左に回り込み、右に回り込む。これを繰り返しやることで暴食熊を翻弄する。とにかく隙があれば首に斬撃を放つ。
数秒が経って、そして数分が経つ。腕が痺れてきたが構わず首を狙う、功を奏したのか首を回る分厚い甲殻が削り取られ、少しずつその下の層が見えてきた。これはいける。
「グォォォォンッッ!!!」
ドンッ!!!
「!?」
俺が常に側面に回り込んでいるのに気づいたのか、その強靭の双腕を地面に叩きつけた。危ねえ、コイツ対策してきやがったな、危うくバランスを崩すところだった。
「空力斬」
何回もの斬撃に斬られ、暴食熊の首の甲殻の下が露わになった。そしてそれも『空力斬』によって斬られ続け、傷からは血が流れ出る。そこからさらに斬撃を放ち、その首を狙う。

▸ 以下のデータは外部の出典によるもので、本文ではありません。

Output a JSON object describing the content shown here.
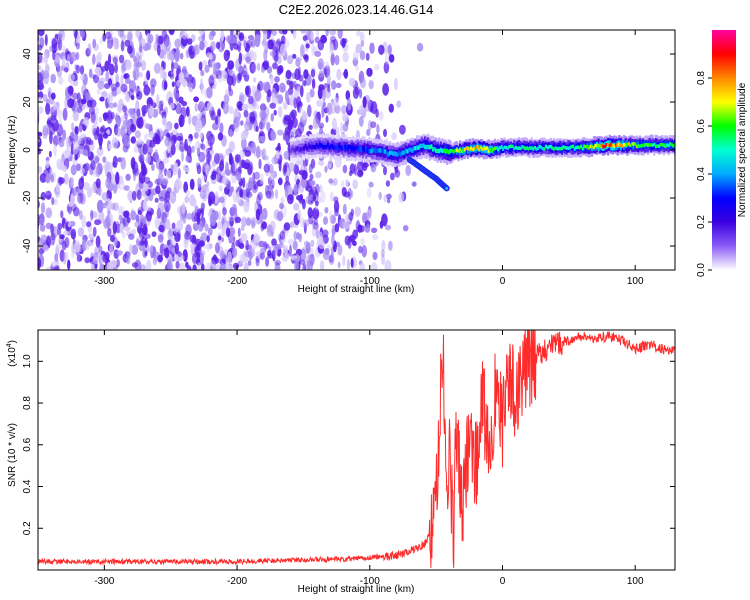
{
  "title": "C2E2.2026.023.14.46.G14",
  "chart_data": [
    {
      "type": "heatmap",
      "xlabel": "Height of straight line (km)",
      "ylabel": "Frequency (Hz)",
      "xlim": [
        -350,
        130
      ],
      "ylim": [
        -50,
        50
      ],
      "x_ticks": [
        -300,
        -200,
        -100,
        0,
        100
      ],
      "y_ticks": [
        -40,
        -20,
        0,
        20,
        40
      ],
      "colorbar": {
        "label": "Normalized spectral amplitude",
        "range": [
          0,
          1
        ],
        "ticks": [
          0.0,
          0.2,
          0.4,
          0.6,
          0.8
        ],
        "colormap": [
          "#ffffff",
          "#8b5cf6",
          "#3a00e0",
          "#0000ff",
          "#00aaff",
          "#00ffd0",
          "#00ff00",
          "#ffff00",
          "#ff8800",
          "#ff0000",
          "#ff00a0"
        ]
      },
      "noise_region": {
        "x": [
          -350,
          -80
        ],
        "amplitude": "low",
        "dominant_color": "#5a1ee8"
      },
      "ridge": {
        "x": [
          -160,
          -140,
          -120,
          -100,
          -80,
          -60,
          -50,
          -40,
          -30,
          -20,
          -10,
          0,
          20,
          40,
          60,
          80,
          100,
          120,
          130
        ],
        "freq": [
          0,
          2,
          1,
          0,
          -2,
          2,
          0,
          -1,
          0,
          1,
          0,
          1,
          1,
          1,
          1,
          2,
          2,
          2,
          2
        ],
        "amplitude": [
          0.15,
          0.25,
          0.3,
          0.35,
          0.4,
          0.45,
          0.5,
          0.6,
          0.65,
          0.75,
          0.7,
          0.5,
          0.5,
          0.5,
          0.55,
          0.85,
          0.6,
          0.55,
          0.55
        ]
      },
      "secondary_branch": {
        "x": [
          -70,
          -60,
          -50,
          -42
        ],
        "freq": [
          -4,
          -8,
          -12,
          -16
        ]
      }
    },
    {
      "type": "line",
      "xlabel": "Height of straight line (km)",
      "ylabel": "SNR (10 * v/v)",
      "y_multiplier_label": "(x10",
      "y_multiplier_exp": "4",
      "xlim": [
        -350,
        130
      ],
      "ylim": [
        0,
        1.15
      ],
      "x_ticks": [
        -300,
        -200,
        -100,
        0,
        100
      ],
      "y_ticks": [
        0.2,
        0.4,
        0.6,
        0.8,
        1.0
      ],
      "color": "#ff2a2a",
      "series": [
        {
          "x": [
            -350,
            -300,
            -250,
            -200,
            -150,
            -120,
            -100,
            -80,
            -70,
            -60,
            -55,
            -50,
            -47,
            -45,
            -42,
            -40,
            -37,
            -35,
            -30,
            -25,
            -20,
            -15,
            -10,
            -5,
            0,
            5,
            10,
            15,
            20,
            30,
            40,
            50,
            60,
            70,
            80,
            90,
            100,
            110,
            120,
            130
          ],
          "values": [
            0.04,
            0.04,
            0.04,
            0.04,
            0.05,
            0.05,
            0.06,
            0.07,
            0.09,
            0.12,
            0.16,
            0.3,
            0.8,
            1.05,
            0.35,
            0.6,
            0.1,
            0.7,
            0.25,
            0.7,
            0.5,
            0.8,
            0.6,
            0.85,
            0.7,
            0.9,
            0.85,
            0.95,
            0.98,
            1.05,
            1.08,
            1.1,
            1.12,
            1.11,
            1.12,
            1.1,
            1.06,
            1.08,
            1.06,
            1.05
          ]
        }
      ]
    }
  ]
}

『空力斬』で斬る度に出血量が多くなり、その影響で暴食熊の動きが鈍くなってきた。
そしてーー
「これでラストだ。空力斬!」
最後の斬撃が暴食熊の首をーー斬り落とした。
『なるほど、同じ部位を狙い続けてその硬い肉体を削る作戦でしたか、実にお見事です』
説明ありがとう……。
《討伐ミッションを達成ーー暴食熊を討伐する(SP+2)》
そしていつも通りにログが流れた。
《レベルが25になりましたので、SPが2増えました》
これでひと段落か……。
「そうだ、あの女性は?」
振り向くと、女性はポカンとした顔で地面に座り込んでいた。
なんと、この回には空力斬という単語が十回以上も使われていました(多いな)。